Since you would be sprinkling this powder in and around your bed, breathing in the pepper powder or getting it in your eyes is something you definitely want to avoid. Also, you would not want your children or pets getting into it.

Homeowners like using pepper powder because bed bugs hate the scent and it can even kill their eggs. But it’s worth pointing out that there are other eco-friendly options that do the same thing but are safer to use.

9. Diatomaceous Earth

What do the remains of tiny, ancient aquatic creatures have to do with bed bug control? Diatomaceous earth, made from the fossilized bodies of tiny creatures called diatoms, is often used as a bed bug repellent.

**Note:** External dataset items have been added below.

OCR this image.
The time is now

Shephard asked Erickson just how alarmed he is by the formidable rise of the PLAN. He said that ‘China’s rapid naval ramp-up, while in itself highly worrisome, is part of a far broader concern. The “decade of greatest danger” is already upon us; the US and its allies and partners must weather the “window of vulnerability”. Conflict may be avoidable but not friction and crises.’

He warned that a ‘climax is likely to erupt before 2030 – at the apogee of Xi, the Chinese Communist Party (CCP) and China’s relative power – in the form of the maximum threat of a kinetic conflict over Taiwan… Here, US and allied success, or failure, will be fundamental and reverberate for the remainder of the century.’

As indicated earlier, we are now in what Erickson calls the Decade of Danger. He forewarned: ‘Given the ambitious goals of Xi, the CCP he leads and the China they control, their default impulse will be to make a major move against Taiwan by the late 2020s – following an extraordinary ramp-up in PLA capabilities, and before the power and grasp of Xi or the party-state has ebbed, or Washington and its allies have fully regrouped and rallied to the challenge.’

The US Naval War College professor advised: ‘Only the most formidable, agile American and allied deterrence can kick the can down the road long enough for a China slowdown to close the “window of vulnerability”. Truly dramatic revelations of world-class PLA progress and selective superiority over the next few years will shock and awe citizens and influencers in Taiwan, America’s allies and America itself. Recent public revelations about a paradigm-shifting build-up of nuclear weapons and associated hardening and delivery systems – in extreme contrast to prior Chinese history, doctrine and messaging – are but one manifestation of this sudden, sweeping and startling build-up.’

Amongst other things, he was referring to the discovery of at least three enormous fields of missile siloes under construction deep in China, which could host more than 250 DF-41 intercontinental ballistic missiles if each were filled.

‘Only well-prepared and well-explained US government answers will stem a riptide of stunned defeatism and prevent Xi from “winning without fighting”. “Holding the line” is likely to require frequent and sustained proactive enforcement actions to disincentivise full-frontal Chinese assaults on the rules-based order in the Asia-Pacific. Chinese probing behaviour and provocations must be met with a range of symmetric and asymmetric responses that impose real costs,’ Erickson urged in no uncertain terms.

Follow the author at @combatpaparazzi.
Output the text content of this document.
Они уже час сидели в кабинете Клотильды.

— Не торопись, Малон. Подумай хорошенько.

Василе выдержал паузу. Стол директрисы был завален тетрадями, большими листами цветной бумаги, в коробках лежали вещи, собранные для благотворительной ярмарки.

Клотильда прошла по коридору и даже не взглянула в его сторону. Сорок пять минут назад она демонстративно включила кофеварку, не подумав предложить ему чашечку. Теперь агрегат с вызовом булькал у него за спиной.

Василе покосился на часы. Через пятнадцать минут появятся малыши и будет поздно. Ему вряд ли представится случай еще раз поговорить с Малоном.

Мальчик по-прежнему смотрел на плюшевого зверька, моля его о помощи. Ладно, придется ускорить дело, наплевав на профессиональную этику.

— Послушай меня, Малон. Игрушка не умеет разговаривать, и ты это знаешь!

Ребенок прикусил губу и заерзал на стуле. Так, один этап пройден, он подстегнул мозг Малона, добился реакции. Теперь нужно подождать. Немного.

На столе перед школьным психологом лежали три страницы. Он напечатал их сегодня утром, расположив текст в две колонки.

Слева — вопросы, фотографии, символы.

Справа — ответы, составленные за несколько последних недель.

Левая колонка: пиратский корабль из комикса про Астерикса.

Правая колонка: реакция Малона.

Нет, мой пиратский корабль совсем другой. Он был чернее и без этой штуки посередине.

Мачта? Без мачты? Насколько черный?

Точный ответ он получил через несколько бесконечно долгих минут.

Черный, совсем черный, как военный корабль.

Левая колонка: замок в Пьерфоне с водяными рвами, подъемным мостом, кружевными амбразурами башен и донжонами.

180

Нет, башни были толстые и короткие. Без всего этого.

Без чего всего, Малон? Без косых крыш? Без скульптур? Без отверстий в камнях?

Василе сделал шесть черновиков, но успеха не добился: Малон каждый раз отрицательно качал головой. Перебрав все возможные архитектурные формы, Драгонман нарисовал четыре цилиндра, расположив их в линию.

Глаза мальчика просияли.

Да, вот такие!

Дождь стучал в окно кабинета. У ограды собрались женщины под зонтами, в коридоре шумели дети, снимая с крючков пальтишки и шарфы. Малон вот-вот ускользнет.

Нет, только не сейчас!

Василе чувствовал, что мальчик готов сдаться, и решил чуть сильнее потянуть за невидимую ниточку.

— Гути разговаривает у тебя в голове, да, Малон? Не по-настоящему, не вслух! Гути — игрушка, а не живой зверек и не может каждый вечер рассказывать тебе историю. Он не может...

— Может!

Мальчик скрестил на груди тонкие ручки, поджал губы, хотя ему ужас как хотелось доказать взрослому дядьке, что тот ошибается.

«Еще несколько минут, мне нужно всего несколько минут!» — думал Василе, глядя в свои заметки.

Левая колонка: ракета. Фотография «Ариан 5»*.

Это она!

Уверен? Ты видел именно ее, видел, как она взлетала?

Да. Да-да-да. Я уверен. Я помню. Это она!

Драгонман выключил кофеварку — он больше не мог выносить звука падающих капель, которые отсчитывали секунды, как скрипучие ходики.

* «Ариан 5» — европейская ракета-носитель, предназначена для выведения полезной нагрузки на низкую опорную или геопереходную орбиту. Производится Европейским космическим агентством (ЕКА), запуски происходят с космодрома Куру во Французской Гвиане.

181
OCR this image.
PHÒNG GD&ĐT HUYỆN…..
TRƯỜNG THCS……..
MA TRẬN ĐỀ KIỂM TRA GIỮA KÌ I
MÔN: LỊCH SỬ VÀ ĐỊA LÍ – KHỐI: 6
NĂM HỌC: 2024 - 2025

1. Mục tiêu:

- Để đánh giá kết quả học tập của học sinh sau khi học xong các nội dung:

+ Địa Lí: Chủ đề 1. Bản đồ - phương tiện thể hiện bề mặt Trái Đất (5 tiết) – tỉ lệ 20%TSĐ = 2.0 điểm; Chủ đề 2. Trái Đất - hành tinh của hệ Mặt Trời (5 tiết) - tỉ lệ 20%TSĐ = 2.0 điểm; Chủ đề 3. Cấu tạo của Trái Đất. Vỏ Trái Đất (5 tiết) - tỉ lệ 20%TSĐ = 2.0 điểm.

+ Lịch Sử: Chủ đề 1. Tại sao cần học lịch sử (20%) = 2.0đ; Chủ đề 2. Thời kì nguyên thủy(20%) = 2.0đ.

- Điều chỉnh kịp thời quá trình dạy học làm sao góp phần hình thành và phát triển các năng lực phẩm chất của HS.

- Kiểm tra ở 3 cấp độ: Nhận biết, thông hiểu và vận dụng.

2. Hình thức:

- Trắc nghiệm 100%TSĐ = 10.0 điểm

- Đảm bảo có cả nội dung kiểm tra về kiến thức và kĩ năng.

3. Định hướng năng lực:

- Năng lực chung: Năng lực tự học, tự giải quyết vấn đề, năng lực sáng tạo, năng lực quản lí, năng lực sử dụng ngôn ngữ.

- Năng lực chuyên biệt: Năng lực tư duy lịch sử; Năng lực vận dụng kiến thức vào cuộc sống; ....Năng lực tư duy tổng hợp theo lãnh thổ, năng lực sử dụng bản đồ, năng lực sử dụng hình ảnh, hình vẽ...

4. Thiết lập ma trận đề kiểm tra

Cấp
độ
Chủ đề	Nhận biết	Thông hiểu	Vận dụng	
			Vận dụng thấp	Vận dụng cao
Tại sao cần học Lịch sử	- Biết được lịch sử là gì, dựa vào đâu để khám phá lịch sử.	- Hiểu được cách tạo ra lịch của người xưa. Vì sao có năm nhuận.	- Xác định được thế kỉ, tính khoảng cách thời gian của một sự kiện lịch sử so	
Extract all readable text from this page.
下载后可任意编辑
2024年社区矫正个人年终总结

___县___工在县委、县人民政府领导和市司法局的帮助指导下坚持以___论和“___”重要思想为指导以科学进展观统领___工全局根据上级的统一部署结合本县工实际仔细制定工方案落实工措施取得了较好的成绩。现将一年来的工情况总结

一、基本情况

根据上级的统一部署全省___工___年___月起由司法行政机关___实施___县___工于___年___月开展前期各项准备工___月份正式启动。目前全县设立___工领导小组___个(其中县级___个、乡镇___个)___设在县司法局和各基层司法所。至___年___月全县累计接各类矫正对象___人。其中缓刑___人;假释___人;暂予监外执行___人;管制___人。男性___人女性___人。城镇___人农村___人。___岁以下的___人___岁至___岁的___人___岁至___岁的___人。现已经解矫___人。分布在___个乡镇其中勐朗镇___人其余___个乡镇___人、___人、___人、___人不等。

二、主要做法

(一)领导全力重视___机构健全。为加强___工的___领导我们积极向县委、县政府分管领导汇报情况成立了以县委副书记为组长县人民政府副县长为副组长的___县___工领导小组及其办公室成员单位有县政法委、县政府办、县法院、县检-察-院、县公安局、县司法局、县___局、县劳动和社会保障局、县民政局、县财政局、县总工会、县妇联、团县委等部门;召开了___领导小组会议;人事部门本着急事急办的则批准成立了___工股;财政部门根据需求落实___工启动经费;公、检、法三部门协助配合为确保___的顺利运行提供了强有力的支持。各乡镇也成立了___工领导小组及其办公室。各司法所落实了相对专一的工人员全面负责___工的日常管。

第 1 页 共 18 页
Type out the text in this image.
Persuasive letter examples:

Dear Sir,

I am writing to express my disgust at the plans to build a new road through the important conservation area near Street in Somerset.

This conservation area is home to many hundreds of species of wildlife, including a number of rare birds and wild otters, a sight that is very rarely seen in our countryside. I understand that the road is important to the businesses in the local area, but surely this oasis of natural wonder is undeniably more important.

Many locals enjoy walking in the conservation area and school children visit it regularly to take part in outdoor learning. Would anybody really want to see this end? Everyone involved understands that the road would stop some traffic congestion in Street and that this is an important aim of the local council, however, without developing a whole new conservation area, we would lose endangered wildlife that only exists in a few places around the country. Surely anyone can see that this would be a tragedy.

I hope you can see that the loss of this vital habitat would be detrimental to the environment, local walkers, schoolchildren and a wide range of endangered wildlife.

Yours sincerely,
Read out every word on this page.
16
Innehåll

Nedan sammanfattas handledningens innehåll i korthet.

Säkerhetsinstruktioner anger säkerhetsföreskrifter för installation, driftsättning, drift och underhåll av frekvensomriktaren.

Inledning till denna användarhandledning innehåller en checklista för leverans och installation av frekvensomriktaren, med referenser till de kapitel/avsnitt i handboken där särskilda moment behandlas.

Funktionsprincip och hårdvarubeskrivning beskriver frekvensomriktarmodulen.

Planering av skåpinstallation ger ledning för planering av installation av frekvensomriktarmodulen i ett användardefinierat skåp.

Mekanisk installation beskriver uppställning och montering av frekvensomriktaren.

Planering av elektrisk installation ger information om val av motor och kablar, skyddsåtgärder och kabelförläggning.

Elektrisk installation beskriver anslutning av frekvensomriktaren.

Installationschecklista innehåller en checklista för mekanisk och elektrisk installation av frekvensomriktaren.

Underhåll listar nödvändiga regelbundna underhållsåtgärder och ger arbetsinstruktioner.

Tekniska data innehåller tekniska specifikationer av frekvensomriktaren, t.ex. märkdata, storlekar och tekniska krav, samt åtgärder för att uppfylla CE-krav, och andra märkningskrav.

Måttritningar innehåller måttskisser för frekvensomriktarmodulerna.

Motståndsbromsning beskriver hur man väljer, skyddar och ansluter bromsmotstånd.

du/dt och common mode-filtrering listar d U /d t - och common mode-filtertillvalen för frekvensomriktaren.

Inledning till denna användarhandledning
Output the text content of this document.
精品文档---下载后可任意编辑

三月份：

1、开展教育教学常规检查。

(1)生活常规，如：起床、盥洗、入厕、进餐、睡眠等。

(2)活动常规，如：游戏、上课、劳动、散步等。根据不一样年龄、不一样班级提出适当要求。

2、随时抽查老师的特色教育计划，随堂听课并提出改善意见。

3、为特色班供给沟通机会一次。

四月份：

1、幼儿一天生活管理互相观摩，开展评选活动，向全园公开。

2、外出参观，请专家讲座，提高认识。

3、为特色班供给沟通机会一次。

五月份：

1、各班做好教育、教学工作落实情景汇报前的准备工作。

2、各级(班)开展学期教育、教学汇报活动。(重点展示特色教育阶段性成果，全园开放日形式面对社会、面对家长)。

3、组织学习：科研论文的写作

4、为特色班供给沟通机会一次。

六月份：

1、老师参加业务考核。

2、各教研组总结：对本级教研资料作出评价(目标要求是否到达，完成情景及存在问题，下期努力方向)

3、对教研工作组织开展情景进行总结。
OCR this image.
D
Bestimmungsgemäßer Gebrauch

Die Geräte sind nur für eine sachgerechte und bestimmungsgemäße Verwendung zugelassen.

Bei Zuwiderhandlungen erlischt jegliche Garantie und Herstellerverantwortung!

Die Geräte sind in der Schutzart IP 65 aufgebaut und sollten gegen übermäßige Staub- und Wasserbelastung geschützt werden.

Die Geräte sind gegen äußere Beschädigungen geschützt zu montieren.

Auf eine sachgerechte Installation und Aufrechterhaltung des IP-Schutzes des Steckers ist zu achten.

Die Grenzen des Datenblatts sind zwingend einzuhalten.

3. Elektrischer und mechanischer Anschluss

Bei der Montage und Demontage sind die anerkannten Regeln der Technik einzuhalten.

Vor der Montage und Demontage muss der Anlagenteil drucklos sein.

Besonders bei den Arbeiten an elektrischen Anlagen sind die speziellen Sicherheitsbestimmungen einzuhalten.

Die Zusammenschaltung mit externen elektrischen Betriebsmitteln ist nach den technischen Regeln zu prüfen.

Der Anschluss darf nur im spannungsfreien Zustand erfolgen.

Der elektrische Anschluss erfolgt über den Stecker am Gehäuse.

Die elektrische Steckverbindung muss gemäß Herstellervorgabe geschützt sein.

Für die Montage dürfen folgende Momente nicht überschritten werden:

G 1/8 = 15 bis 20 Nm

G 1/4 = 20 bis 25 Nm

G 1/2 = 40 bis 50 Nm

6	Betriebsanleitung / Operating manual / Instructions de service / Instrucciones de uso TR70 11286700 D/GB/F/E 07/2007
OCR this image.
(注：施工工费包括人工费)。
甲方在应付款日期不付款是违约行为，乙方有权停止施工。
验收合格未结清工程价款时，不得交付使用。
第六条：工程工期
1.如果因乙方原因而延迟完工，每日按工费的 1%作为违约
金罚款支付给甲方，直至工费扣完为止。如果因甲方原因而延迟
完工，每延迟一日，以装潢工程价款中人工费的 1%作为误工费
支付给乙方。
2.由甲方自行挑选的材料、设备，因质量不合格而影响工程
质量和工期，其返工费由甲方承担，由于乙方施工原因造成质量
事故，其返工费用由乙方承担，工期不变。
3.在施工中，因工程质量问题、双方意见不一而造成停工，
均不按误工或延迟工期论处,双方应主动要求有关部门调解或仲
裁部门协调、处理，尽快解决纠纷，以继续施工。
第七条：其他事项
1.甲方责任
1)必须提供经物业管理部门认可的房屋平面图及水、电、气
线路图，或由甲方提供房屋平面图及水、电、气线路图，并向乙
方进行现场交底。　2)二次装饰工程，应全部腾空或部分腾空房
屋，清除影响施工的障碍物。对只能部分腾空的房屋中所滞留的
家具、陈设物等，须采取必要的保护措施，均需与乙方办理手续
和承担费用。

The theory behind using diatomaceous earth is that the fossils have very fine, sharp edges that make cuts in the exoskeleton of the bed bugs. Eventually they will die from dehydration. That’s the idea anyway, and it works sometimes and sometimes not. Be aware that diatomaceous earth only kills adults, and the bed bugs need to be in direct contact with it.

Some pest control experts say that it has a subtle scent that keeps bed bugs away, but most of the value comes from direct application. Treat its potential smell as more of a bonus (don’t smell it yourself though).

Using diatomaceous earth is as effective as your placement. If you don’t sprinkle it in the right area then it won’t work, but if you place it where bed bugs are passing through then you’ll be quite happy with the results.

Quick Tip: If you decide to use diatomaceous earth, simply spread it in infested areas. Cleaning it up can be a little bit challenging since it can clog vacuum cleaners, so sweep up as much as you can first.

10. Spearmint Oil

Spearmint oil is similar to peppermint oil in that it contains menthol, and it has a smell that keeps bed bugs away. The difference between the two is basically the amount of menthol they contain. Spearmint oil has about one percent menthol while peppermint has around 40 percent.

Using this scent to repel bed bugs is simple, just apply it the same way you would for peppermint oil. Like with peppermint oil, using spearmint oil is not a true answer to a bed bug issue. But bed bugs hate the smell, so it definitely won’t hurt!

11. Blood Orange Oil

Out of many of the many scents that keep bed bugs away, blood orange oil seems to be one of the most effective. However, keep in mind that bed bugs have to be sprayed directly in order for it to repel them. This can be a tedious and frustrating task that will need to be constantly repeated.

If you only want to repel the bed bugs with this smell, then you can create a solution of blood orange essential oil and distilled water. Mist every spot that you think may be harboring bed bugs.


As you can see, there are scents that keep bed bugs away. But you need to know how to use them correctly.

We recommend picking one or two of your favorite smells that bed bugs hate from the list and starting there. You’ll be shocked at the difference they can make!